Making It All Work Question-Projects

Page 144 mentions that the vast majority of project actions do not have to be done on a specific day. It also mentions that it does not mean that they don't involve some sort of time sensitivity and to work from the next-action lists whenever calendar has discretionary time. There is a part of me that is not trusting the system. I'm concerned that the lead time necessary to complete projects could fall through the cracks.

Let's say that you have 85 projects. For the sake of this discussion, let's say 25 of those projects need to be completed by a specific date. There may be multiple steps/actions for each of these projects. In some cases you might have a project plan with dates and in other cases you may not have a full blown plan with dates yet.

How do you ensure that you will achieve the end project date? How do you know that there will be sufficient time for all the action steps to result in reaching the end target date on time? How do you know if you need to re-negotiate the deadline with yourself or your boss or if you can move it to someday/maybe? How do you know you don't have too many project action steps ready to collide?
 
Two Words...

Weekly Review

Do it. Love it. Trust it. It will be your best friend and best safety net with Projects. Trust David Allen on this one--it's the critical success factor of GTD and will give you the best insurance policy you could ask for to trust you'll achieve the end date and next actions won't collide.
 
At a higher level you can manage your project timelines with Microsoft Project or even Excel. These software are used to track project phases not next actions. Review this each week as part of your weekly review. Also you can put guideline dates on your task - I write a date in the description field of my task of when I would ideally like it done by, and I know it's not a deadline, and doesn't go on my calendar, but if I see I'm well past it I know to review the project plan again to make sure its on track or needs adjusting.
 
"Specific date" = "yesterday".

debbieg;82554 said:
Let's say that you have 85 projects. For the sake of this discussion, let's say 25 of those projects need to be completed by a specific date.

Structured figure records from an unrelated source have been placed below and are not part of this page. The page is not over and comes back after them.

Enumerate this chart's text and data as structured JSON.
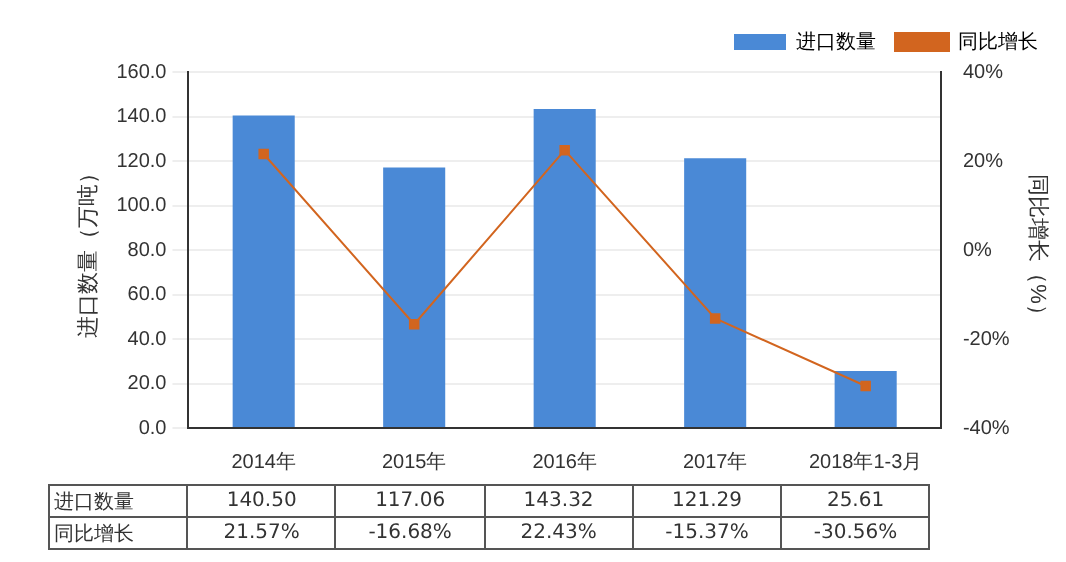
{
  "chart_data": {
    "type": "bar",
    "categories": [
      "2014年",
      "2015年",
      "2016年",
      "2017年",
      "2018年1-3月"
    ],
    "ylabel": "进口数量（万吨）",
    "y2label": "同比增长（%）",
    "series": [
      {
        "name": "进口数量",
        "color": "#4a89d6",
        "values": [
          140.5,
          117.06,
          143.32,
          121.29,
          25.61
        ],
        "value_labels": [
          "140.50",
          "117.06",
          "143.32",
          "121.29",
          "25.61"
        ]
      },
      {
        "name": "同比增长",
        "type": "line",
        "axis": "y2",
        "color": "#d2651f",
        "marker": "square",
        "values": [
          21.57,
          -16.68,
          22.43,
          -15.37,
          -30.56
        ],
        "value_labels": [
          "21.57%",
          "-16.68%",
          "22.43%",
          "-15.37%",
          "-30.56%"
        ]
      }
    ],
    "ylim": [
      0,
      160
    ],
    "yticks": [
      {
        "value": 0,
        "label": "0.0"
      },
      {
        "value": 20,
        "label": "20.0"
      },
      {
        "value": 40,
        "label": "40.0"
      },
      {
        "value": 60,
        "label": "60.0"
      },
      {
        "value": 80,
        "label": "80.0"
      },
      {
        "value": 100,
        "label": "100.0"
      },
      {
        "value": 120,
        "label": "120.0"
      },
      {
        "value": 140,
        "label": "140.0"
      },
      {
        "value": 160,
        "label": "160.0"
      }
    ],
    "y2lim": [
      -40,
      40
    ],
    "y2ticks": [
      {
        "value": -40,
        "label": "-40%"
      },
      {
        "value": -20,
        "label": "-20%"
      },
      {
        "value": 0,
        "label": "0%"
      },
      {
        "value": 20,
        "label": "20%"
      },
      {
        "value": 40,
        "label": "40%"
      }
    ],
    "grid": "y",
    "legend": "top right"
  }
}
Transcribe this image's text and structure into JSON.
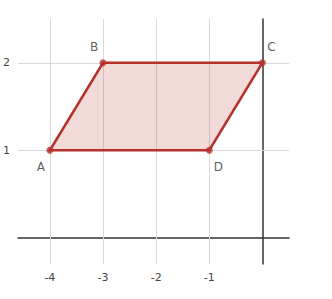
{
  "chart_data": {
    "type": "polygon",
    "points": [
      {
        "label": "A",
        "x": -4,
        "y": 1
      },
      {
        "label": "B",
        "x": -3,
        "y": 2
      },
      {
        "label": "C",
        "x": 0,
        "y": 2
      },
      {
        "label": "D",
        "x": -1,
        "y": 1
      }
    ],
    "color": "#b5312c",
    "xlim": [
      -4.6,
      0.5
    ],
    "ylim": [
      -0.3,
      2.5
    ],
    "xticks": [
      -4,
      -3,
      -2,
      -1
    ],
    "yticks": [
      1,
      2
    ],
    "grid": true
  }
}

We can also assume that the "specific date" for these projects is "yesterday" which is common in many non-GTD environments. :-)
 
Sequencing projects

I have touched upon this topic in previous posts. I too, as I am sure many others, have to be careful with managing many major projects and tracking where they are and what needs more focus, etc. The weekly review is so important -- enough said about that.

One thing I do is to sequence my projects with start dates and completion dates for almost all of them. So I will have a number of projects that are inactive because the start date is not here yet. One has to be careful with focus and not try to move too many projects forward at the same time.

What do others think?

-Longstreet
 
debbieg;82554 said:
How do you ensure that you will achieve the end project date? How do you know that there will be sufficient time for all the action steps to result in reaching the end target date on time? How do you know if you need to re-negotiate the deadline with yourself or your boss or if you can move it to someday/maybe? How do you know you don't have too many project action steps ready to collide?

Review, Review, Review. If a weekly review is not giving you enough data start doing one twice a week or even daily for a while until you are comfortable with your actions and process.